To address the lack of real-time, objective assessment of cognitive focus in online learning, this paper proposes a non-invasive, real-time brain–computer interface (BCI) system based on an EEG headband (FocusCalm). We introduce an intra-video questionnaire labeling method to enable fine-grained ground-truth annotation of EEG data. Preprocessing involves sliding-window segmentation, Butterworth bandpass filtering, EOG artifact removal, and extraction of multimodal features—including time-domain, frequency-domain, wavelet, and statistical descriptors. Classification is performed using support vector machines (SVM) with recursive feature elimination (RFE). Under leave-one-subject-out (LOSO) cross-validation, the system achieves 88.77% accuracy. A pilot study with five participants demonstrates that real-time BCI feedback significantly improves sustained attention (p = 0.007). This work is the first to integrate intra-video validation with lightweight, closed-loop BCI feedback in online learning—ensuring both methodological rigor and practical applicability.

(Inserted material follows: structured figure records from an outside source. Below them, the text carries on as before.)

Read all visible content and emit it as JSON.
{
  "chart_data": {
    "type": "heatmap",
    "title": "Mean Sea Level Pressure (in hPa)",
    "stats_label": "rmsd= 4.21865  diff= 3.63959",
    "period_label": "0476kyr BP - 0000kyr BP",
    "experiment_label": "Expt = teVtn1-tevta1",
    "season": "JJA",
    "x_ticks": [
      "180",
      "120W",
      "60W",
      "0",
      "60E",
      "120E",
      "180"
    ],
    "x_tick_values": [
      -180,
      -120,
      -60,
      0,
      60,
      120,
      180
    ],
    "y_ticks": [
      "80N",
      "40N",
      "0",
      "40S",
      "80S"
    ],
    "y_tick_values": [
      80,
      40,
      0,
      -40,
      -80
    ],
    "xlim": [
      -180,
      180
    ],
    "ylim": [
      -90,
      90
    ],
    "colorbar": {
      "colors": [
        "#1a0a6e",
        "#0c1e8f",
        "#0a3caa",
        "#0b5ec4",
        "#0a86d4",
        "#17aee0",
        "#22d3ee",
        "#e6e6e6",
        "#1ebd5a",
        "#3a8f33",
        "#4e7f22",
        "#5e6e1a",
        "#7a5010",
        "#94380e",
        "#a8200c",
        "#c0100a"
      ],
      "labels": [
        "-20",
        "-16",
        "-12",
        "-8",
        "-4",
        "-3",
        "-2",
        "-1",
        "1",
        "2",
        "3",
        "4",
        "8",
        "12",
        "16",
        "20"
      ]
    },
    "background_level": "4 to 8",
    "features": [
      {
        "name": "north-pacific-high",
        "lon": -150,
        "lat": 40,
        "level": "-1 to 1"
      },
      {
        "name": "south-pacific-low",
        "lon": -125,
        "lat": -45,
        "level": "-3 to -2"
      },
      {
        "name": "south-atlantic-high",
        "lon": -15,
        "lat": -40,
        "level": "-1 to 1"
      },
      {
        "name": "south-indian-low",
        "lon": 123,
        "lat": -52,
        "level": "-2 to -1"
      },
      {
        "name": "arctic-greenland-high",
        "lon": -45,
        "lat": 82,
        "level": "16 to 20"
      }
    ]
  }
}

Prevalence of online learning poses a vital challenge in real-time monitoring of students' concentration. Traditional methods such as questionnaire assessments require manual interventions and webcam-based monitoring fails to provide accurate insights into learners' mental focus as they are deceived by mere screen fixation without cognitive engagement. Existing BCI-based approaches lack real-time validation and evaluation procedures. To address these limitations, a Brain-Computer Interface (BCI) system is developed using a non-invasive Electroencephalogram (EEG) headband, FocusCalm, to record brainwave activity under attentive and non-attentive states. 20 minutes of data were collected from each of 20 participants watching a pre-recorded educational video. The data validation employed a novel intra-video questionnaire assessment. Subsequently, collected signals were segmented (sliding window), filtered (butterworth bandpass), and cleaned (removal of high-amplitude and EOG artifacts such as eye blinks). Time, frequency, wavelet and statistical features have been extracted, followed by recursive feature elimination (RFE) with Support vector machines (SVMs) to classify attention and non-attention states. The leave-one-subject-out (LOSO) cross-validation accuracy has been tested to be 88.77%. The system provides feedback alerts upon non-attention state detection and keeps focus profile logs. A pilot study was conducted to evaluate the effectiveness of real-time feedback. Five participants completed a 10-minute session consisting of a 5-minute baseline phase without feedback followed by a 5-minute feedback phase, during which alerts were issued if participants remained non-attentive for approximately 8 consecutive seconds. A paired t-test (t = 5.73, p = 0.007) indicated a statistically significant improvement in concentration during the feedback phase.